Entre os dados positivos divulgados pelo governo e pelo Ministério da Economia (apresentados ao FMI) está a receita de cerca de três bilhões de dólares entre empréstimos concedidos pelo BID e pelo Banco Mundial, que foram liberados desde que o governo argentino tenha concedido concessões como o já citado dólar de soja e outras questões que permitem postergar o processo de desvalorização geral da moeda, mas que aceleram o processo de adequação do câmbio oficial ao que é exigido pelos grandes produtores, exportadores e especuladores da economia argentina .
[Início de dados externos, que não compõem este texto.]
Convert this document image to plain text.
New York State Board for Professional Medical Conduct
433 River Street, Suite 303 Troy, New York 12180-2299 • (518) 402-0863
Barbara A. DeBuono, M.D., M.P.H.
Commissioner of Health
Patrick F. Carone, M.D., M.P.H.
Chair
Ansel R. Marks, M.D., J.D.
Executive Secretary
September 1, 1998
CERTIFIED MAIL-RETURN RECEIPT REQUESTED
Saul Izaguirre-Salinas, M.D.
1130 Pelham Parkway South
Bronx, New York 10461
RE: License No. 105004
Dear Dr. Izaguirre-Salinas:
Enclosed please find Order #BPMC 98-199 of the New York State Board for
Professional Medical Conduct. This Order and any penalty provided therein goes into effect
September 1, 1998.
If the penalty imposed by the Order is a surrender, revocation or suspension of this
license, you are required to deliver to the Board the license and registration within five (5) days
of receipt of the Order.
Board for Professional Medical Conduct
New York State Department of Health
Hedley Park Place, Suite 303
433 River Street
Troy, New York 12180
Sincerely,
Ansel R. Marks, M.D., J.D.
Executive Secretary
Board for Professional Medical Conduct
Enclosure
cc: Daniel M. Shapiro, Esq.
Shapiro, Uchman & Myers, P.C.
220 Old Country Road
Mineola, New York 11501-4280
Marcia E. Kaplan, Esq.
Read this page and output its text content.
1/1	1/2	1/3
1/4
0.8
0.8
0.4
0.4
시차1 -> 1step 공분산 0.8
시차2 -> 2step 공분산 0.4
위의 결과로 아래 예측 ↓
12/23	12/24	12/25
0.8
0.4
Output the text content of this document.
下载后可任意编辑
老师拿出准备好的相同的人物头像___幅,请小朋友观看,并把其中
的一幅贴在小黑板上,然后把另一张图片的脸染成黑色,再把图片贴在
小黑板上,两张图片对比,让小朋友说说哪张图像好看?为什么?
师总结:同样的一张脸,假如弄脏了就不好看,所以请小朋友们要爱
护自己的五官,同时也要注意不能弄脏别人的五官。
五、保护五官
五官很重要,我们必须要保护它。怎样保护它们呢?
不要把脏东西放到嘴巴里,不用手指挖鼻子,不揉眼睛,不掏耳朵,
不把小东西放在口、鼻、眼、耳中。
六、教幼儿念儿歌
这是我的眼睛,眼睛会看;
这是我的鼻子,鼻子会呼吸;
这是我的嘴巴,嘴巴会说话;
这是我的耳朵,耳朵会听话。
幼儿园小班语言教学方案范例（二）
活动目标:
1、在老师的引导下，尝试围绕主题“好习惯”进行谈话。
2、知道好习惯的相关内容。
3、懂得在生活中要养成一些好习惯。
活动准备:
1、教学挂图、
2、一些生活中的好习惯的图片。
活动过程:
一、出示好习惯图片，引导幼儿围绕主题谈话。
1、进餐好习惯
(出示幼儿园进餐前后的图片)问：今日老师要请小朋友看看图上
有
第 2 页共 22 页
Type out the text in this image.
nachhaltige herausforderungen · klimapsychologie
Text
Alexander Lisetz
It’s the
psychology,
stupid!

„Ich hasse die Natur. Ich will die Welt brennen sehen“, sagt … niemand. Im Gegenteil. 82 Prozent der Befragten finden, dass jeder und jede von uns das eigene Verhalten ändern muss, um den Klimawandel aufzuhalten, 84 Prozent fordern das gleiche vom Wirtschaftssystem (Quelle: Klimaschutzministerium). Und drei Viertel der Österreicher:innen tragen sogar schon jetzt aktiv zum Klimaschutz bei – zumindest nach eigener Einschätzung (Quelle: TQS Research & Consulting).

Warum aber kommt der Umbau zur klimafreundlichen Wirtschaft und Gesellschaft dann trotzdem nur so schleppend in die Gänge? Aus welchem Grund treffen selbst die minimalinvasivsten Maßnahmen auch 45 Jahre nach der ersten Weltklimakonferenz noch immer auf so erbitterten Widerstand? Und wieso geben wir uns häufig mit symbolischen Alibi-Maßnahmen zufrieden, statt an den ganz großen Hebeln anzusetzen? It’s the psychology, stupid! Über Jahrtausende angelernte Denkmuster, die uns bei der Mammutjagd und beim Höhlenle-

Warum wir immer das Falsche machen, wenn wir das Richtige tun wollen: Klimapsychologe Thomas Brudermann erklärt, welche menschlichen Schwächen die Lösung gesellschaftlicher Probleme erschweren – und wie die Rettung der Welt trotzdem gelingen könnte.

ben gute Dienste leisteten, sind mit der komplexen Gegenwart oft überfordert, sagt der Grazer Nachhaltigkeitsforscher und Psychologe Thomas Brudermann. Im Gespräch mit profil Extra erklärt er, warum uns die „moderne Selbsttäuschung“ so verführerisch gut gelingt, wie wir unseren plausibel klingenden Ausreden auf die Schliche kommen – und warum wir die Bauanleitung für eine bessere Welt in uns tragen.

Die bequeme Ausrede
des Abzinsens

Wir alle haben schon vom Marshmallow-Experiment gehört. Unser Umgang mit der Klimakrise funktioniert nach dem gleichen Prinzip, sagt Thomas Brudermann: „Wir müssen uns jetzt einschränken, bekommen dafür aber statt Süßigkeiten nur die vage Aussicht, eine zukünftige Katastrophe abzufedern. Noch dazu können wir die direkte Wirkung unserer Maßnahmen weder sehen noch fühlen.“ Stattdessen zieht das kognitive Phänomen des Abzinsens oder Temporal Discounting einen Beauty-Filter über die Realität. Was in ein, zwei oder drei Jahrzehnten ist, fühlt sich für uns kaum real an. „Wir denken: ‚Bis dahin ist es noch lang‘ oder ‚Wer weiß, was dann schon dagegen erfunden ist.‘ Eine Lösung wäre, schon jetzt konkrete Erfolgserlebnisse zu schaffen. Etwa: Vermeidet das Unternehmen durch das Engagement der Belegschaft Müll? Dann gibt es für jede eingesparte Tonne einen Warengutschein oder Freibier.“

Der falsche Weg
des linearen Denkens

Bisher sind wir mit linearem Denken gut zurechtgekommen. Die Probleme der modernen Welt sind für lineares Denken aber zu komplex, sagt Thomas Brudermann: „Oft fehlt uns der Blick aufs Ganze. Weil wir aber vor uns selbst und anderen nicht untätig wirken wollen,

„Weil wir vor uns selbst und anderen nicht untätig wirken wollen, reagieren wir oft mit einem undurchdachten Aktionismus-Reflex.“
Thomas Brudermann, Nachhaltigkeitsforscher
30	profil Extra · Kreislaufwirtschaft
Por isso, a diretora-gerente do FMI destaca que "felicitou" a ministra por "estabilizar os mercados e reverter um cenário de alta volatilidade" , admitindo claramente a principal reivindicação do setor agroexportador de soja, ao mesmo tempo em que destaca o "compromisso e impulso para atingir as metas do programa – que permanecerão inalteradas – e os avanços conclusivos alcançados” em termos de ajuste fiscal e monetário, bem como de acumulação de reservas internacionais.
A menção a Georgieva aponta para a instabilidade política gerada pela variação cambial das últimas semanas.
São sinais da potência mundial sediada em Washington que dão um ar político ao governo e que, além do debate entre dolarização ou desvalorização, se acelera o processo de ajuste e a deterioração das condições de vida da maioria da população, algo que se consolida com os dados de inflação que conheceremos esta semana em relação ao mês passado, que prevê uma inflação próxima de três dígitos.
A transferência de renda que opera via aumento de preços e a consolidação do programa de reajuste com o FMI, exige o surgimento de uma alternativa política que supere as opções de gestão do capitalismo.
Observação:[1] FMI, em: https://www.imf.org/es/News/Articles/2022/09/12/pr22302-argentina-statement-by-imf-md-kristalina-georgieva-on-argentina (12 /09/2022)Júlio C. Gambina. Presidente da Fundação para a Pesquisa Social e Política, FISYP.Rebelión publicou este artigo com a permissão do autor através de uma licença Creative Commons , respeitando sua liberdade de publicá-lo em outras fontes.